COVID-19 Detection by Applying Deep Learning on CT Images

Introduction

Early detection and diagnosis are crucial factors to control the spread of the COVID-19 virus. Various deep learning-based methodologies have been proposed recently for COVID-19 screening in CT scans as a tool that can automate the diagnosis of the COVID-19 virus.

CT Images Helps with the Diagnosis

As compared to RT-PCR, the Thorax Computer Tomography (CT) is perhaps more dependable, helpful, and faster technology for the assessment and classification of COVID-19. Most hospitals have CT image screening; hence, the thorax CT pictures can be utilized for the early identification and detection of COVID-19 patients.

However, the COVID-19 classification based on the thorax CT mandates a radiology expert, and a lot of valuable time goes in screening the images. Presently, the COVID-19 test results take more than 24 hours to detect the virus in the human body. There is an immediate need to identify the illness in the early stage and immediately quarantine the infected individuals as no specific drugs are available to treat COVID-19.

How Deep Learning can Help?

Deep learning is the most effective technique that can be used in the field of medical science. It is a quick and efficient method for the analysis and prediction of various illnesses with an excellent accuracy rate. There are explicitly trained models to categorize the inputs into various categories desired by the programmers. In the medical field, they are used to identify heart problems, tumors using image analysis, diagnosing cancer, and many other applications.

It is also used to distinguish the CT scan images of the patients infected with the COVID-19 virus as positive or negative i.e. not infected. A self-developed model CTnet-10 was created that had an accuracy rate of 82.1%. To boost the accuracy, the CT scan image was also passed through several pre-existing models. It has been found that the VGG-19 model is best to categorize the images as COVID-19 positive or negative as it provides a better accuracy of 94.52%.

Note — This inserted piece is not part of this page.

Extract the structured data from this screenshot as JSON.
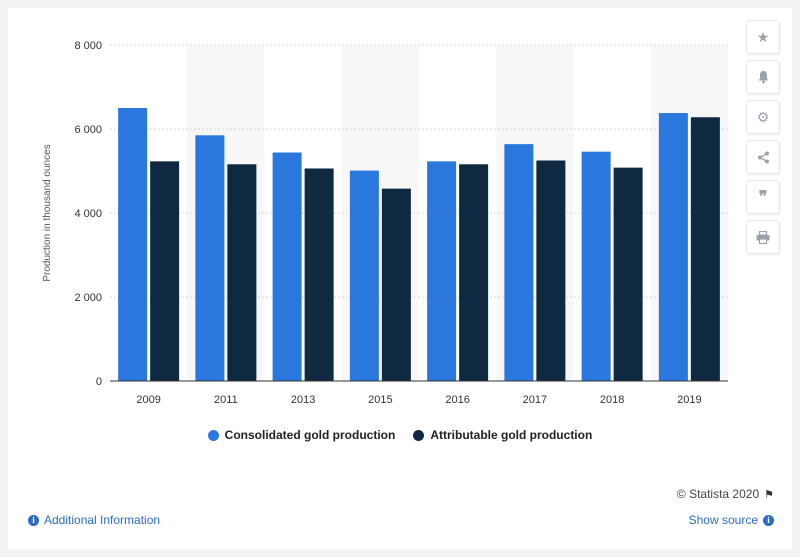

A CT provides a clear and speedy window into this process of diagnosing the virus, and deep learning of large multinational CT data could offer automated and reproducible biomarkers for classification and quantification of COVID-19 disease.

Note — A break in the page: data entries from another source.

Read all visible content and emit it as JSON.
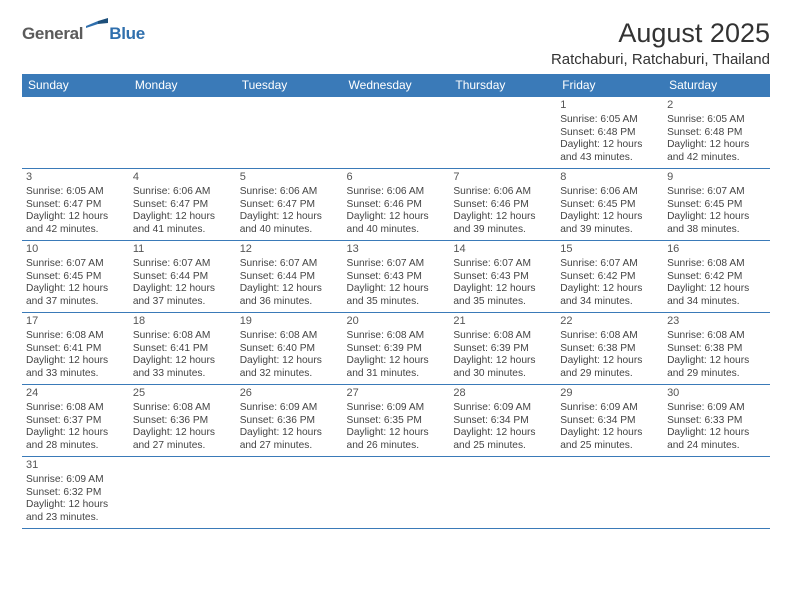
{
  "logo": {
    "general": "General",
    "blue": "Blue"
  },
  "header": {
    "title": "August 2025",
    "subtitle": "Ratchaburi, Ratchaburi, Thailand"
  },
  "colors": {
    "header_bg": "#3a7ab8",
    "header_fg": "#ffffff",
    "cell_border": "#3a7ab8",
    "text": "#444444"
  },
  "weekdays": [
    "Sunday",
    "Monday",
    "Tuesday",
    "Wednesday",
    "Thursday",
    "Friday",
    "Saturday"
  ],
  "weeks": [
    [
      null,
      null,
      null,
      null,
      null,
      {
        "day": "1",
        "sunrise": "6:05 AM",
        "sunset": "6:48 PM",
        "daylight": "12 hours and 43 minutes."
      },
      {
        "day": "2",
        "sunrise": "6:05 AM",
        "sunset": "6:48 PM",
        "daylight": "12 hours and 42 minutes."
      }
    ],
    [
      {
        "day": "3",
        "sunrise": "6:05 AM",
        "sunset": "6:47 PM",
        "daylight": "12 hours and 42 minutes."
      },
      {
        "day": "4",
        "sunrise": "6:06 AM",
        "sunset": "6:47 PM",
        "daylight": "12 hours and 41 minutes."
      },
      {
        "day": "5",
        "sunrise": "6:06 AM",
        "sunset": "6:47 PM",
        "daylight": "12 hours and 40 minutes."
      },
      {
        "day": "6",
        "sunrise": "6:06 AM",
        "sunset": "6:46 PM",
        "daylight": "12 hours and 40 minutes."
      },
      {
        "day": "7",
        "sunrise": "6:06 AM",
        "sunset": "6:46 PM",
        "daylight": "12 hours and 39 minutes."
      },
      {
        "day": "8",
        "sunrise": "6:06 AM",
        "sunset": "6:45 PM",
        "daylight": "12 hours and 39 minutes."
      },
      {
        "day": "9",
        "sunrise": "6:07 AM",
        "sunset": "6:45 PM",
        "daylight": "12 hours and 38 minutes."
      }
    ],
    [
      {
        "day": "10",
        "sunrise": "6:07 AM",
        "sunset": "6:45 PM",
        "daylight": "12 hours and 37 minutes."
      },
      {
        "day": "11",
        "sunrise": "6:07 AM",
        "sunset": "6:44 PM",
        "daylight": "12 hours and 37 minutes."
      },
      {
        "day": "12",
        "sunrise": "6:07 AM",
        "sunset": "6:44 PM",
        "daylight": "12 hours and 36 minutes."
      },
      {
        "day": "13",
        "sunrise": "6:07 AM",
        "sunset": "6:43 PM",
        "daylight": "12 hours and 35 minutes."
      },
      {
        "day": "14",
        "sunrise": "6:07 AM",
        "sunset": "6:43 PM",
        "daylight": "12 hours and 35 minutes."
      },
      {
        "day": "15",
        "sunrise": "6:07 AM",
        "sunset": "6:42 PM",
        "daylight": "12 hours and 34 minutes."
      },
      {
        "day": "16",
        "sunrise": "6:08 AM",
        "sunset": "6:42 PM",
        "daylight": "12 hours and 34 minutes."
      }
    ],
    [
      {
        "day": "17",
        "sunrise": "6:08 AM",
        "sunset": "6:41 PM",
        "daylight": "12 hours and 33 minutes."
      },
      {
        "day": "18",
        "sunrise": "6:08 AM",
        "sunset": "6:41 PM",
        "daylight": "12 hours and 33 minutes."
      },
      {
        "day": "19",
        "sunrise": "6:08 AM",
        "sunset": "6:40 PM",
        "daylight": "12 hours and 32 minutes."
      },
      {
        "day": "20",
        "sunrise": "6:08 AM",
        "sunset": "6:39 PM",
        "daylight": "12 hours and 31 minutes."
      },
      {
        "day": "21",
        "sunrise": "6:08 AM",
        "sunset": "6:39 PM",
        "daylight": "12 hours and 30 minutes."
      },
      {
        "day": "22",
        "sunrise": "6:08 AM",
        "sunset": "6:38 PM",
        "daylight": "12 hours and 29 minutes."
      },
      {
        "day": "23",
        "sunrise": "6:08 AM",
        "sunset": "6:38 PM",
        "daylight": "12 hours and 29 minutes."
      }
    ],
    [
      {
        "day": "24",
        "sunrise": "6:08 AM",
        "sunset": "6:37 PM",
        "daylight": "12 hours and 28 minutes."
      },
      {
        "day": "25",
        "sunrise": "6:08 AM",
        "sunset": "6:36 PM",
        "daylight": "12 hours and 27 minutes."
      },
      {
        "day": "26",
        "sunrise": "6:09 AM",
        "sunset": "6:36 PM",
        "daylight": "12 hours and 27 minutes."
      },
      {
        "day": "27",
        "sunrise": "6:09 AM",
        "sunset": "6:35 PM",
        "daylight": "12 hours and 26 minutes."
      },
      {
        "day": "28",
        "sunrise": "6:09 AM",
        "sunset": "6:34 PM",
        "daylight": "12 hours and 25 minutes."
      },
      {
        "day": "29",
        "sunrise": "6:09 AM",
        "sunset": "6:34 PM",
        "daylight": "12 hours and 25 minutes."
      },
      {
        "day": "30",
        "sunrise": "6:09 AM",
        "sunset": "6:33 PM",
        "daylight": "12 hours and 24 minutes."
      }
    ],
    [
      {
        "day": "31",
        "sunrise": "6:09 AM",
        "sunset": "6:32 PM",
        "daylight": "12 hours and 23 minutes."
      },
      null,
      null,
      null,
      null,
      null,
      null
    ]
  ],
  "labels": {
    "sunrise": "Sunrise: ",
    "sunset": "Sunset: ",
    "daylight": "Daylight: "
  }
}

Investigators from National Institutes of Health (NIH) and NVIDIA have tried to create and evaluate a deep learning algorithm to detect COVID-19 on chest CT by utilizing the data from a globally diverse, multi-institutional dataset. The team received the COVID-19 CT scans from four hospitals across Italy, China, and Japan, where there was a broad variety in clinical timing and practice for CT use in outbreak settings.

The first model used was a segmentation model that defined the lung regions which were subsequently used by the classification model. Initially, the team created two classification models – one using the entire lung region with fixed input size (full 3D), and one using an average score of multiple regions within each lung at fixed image resolution (hybrid 3D).

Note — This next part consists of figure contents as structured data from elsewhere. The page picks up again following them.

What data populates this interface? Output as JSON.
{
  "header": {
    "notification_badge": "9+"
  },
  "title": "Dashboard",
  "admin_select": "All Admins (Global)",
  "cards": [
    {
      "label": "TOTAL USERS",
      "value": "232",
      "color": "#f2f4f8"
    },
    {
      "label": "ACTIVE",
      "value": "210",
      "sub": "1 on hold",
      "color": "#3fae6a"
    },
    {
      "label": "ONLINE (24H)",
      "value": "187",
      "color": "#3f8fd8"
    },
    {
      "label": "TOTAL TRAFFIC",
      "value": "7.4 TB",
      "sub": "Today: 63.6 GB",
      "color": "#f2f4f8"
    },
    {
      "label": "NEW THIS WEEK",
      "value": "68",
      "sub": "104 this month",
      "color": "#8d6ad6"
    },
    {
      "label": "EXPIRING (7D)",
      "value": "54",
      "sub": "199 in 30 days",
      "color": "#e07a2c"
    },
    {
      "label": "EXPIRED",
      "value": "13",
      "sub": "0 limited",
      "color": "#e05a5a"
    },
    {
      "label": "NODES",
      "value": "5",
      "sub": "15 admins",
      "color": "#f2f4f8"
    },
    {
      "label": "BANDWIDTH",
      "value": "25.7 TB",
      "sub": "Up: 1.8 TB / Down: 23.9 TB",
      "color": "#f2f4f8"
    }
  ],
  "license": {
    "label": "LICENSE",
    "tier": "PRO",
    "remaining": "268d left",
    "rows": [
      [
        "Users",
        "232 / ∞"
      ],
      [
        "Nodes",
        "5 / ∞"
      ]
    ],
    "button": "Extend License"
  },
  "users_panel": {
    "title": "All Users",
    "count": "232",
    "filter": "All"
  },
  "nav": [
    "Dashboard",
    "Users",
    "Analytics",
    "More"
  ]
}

When distinguishing between COVID-19 and other conditions, the hybrid 3D model achieved validation accuracy of 92.4 percent, while the full 3D model achieved an accuracy of 91.7 percent.

Conclusion

As the models were able to distinguish between COVID-19 and other types of pneumonia there may be a role for AI as one element of a CT-enhanced diagnosis, researchers have concluded. Subsequent models could include resource allocation, point of care detection for isolation of asymptomatic patients, or monitoring for response in clinical trials for medical countermeasures.